Jumei International Holding Ltd. (NYSE: JMEI) operates China’s leading online beauty products site, Jumei.com. The company priced its initial public offering of 11.14 million shares at $22 a share on Thursday, above the expected range of $19.50 to $21.50. Shares opened Friday morning at $27.30, and more than 3.7 million shares traded hands in the first 45 minutes of trading.
The company raised $245 million in the IPO and now has a valuation of about $3.3 billion. Lead underwriters were Goldman Sachs (Asia), Credit Suisse and J.P. Morgan.
Jumei’s share of the Chinese market for online sales of beauty products was around 22% in 2013, and the company claims that its customer base grew from 1.3 million in 2011 to 10.5 million last year. Repeat orders accounted for about 88% of all orders placed in 2013.
What Jumei’s IPO indicates for the coming Alibaba IPO is that demand from investors in fast-growing Chinese Internet companies remains robust. That is good news for Alibaba and for Yahoo! Inc. (NASDAQ: YHOO), which holds a stake of about 24% in the Chinese Internet giant.
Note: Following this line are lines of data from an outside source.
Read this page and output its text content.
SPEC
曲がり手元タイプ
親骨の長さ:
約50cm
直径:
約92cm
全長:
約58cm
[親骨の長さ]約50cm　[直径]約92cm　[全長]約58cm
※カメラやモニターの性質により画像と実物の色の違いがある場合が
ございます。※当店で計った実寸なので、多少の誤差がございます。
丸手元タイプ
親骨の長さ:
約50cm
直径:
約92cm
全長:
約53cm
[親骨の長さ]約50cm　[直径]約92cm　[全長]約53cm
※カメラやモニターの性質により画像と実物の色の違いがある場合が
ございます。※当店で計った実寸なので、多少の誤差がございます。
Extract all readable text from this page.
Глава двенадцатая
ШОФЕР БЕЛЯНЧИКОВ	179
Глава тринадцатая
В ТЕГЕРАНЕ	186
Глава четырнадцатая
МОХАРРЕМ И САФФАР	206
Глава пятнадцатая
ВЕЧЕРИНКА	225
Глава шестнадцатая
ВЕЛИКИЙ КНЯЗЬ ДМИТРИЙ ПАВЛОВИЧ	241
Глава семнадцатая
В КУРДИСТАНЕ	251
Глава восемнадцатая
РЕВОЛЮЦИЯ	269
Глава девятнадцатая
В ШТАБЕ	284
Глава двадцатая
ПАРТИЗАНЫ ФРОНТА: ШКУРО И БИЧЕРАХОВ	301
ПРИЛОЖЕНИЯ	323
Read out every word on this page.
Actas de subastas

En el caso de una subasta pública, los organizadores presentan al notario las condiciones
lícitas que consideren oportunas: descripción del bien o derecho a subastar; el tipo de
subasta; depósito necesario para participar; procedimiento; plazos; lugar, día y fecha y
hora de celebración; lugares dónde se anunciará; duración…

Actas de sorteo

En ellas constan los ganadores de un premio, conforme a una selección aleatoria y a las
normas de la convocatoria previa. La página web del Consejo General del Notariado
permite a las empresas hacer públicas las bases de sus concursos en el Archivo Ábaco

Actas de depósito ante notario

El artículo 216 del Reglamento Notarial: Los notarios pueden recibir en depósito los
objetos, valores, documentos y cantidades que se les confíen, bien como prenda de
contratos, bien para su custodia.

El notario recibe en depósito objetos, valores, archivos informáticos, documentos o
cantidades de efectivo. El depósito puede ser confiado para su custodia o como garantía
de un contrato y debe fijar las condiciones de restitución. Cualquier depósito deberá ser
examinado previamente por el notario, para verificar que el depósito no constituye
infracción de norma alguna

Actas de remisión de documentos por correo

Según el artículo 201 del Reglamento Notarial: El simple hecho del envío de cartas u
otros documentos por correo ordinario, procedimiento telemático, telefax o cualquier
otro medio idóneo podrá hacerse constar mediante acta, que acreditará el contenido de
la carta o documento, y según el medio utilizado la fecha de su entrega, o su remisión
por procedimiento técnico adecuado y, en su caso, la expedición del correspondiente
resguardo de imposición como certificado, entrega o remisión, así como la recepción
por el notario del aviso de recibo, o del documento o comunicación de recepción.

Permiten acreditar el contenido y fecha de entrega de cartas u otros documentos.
Another positive signal for Alibaba’s IPO came earlier this week when Hong Kong-listed Tencent Holdings reported a 60% spike in earnings for the first quarter. Tencent’s social messaging service WeChat (Weixin in China) has been valued as high as $64 billion on the basis of nearly 400 million monthly active users. Alibaba’s founder and CEO all but declared war on Tencent earlier this year, but Alibaba has nothing that competes with WeChat. Laiwang, Alibaba’s messaging app, claims just 10 million monthly active users, compared with 396 million for WeChat.
Back to Jumei, which reached a peak of $28.28 Friday morning before settling to $26.11, up more than 18% above its IPO price.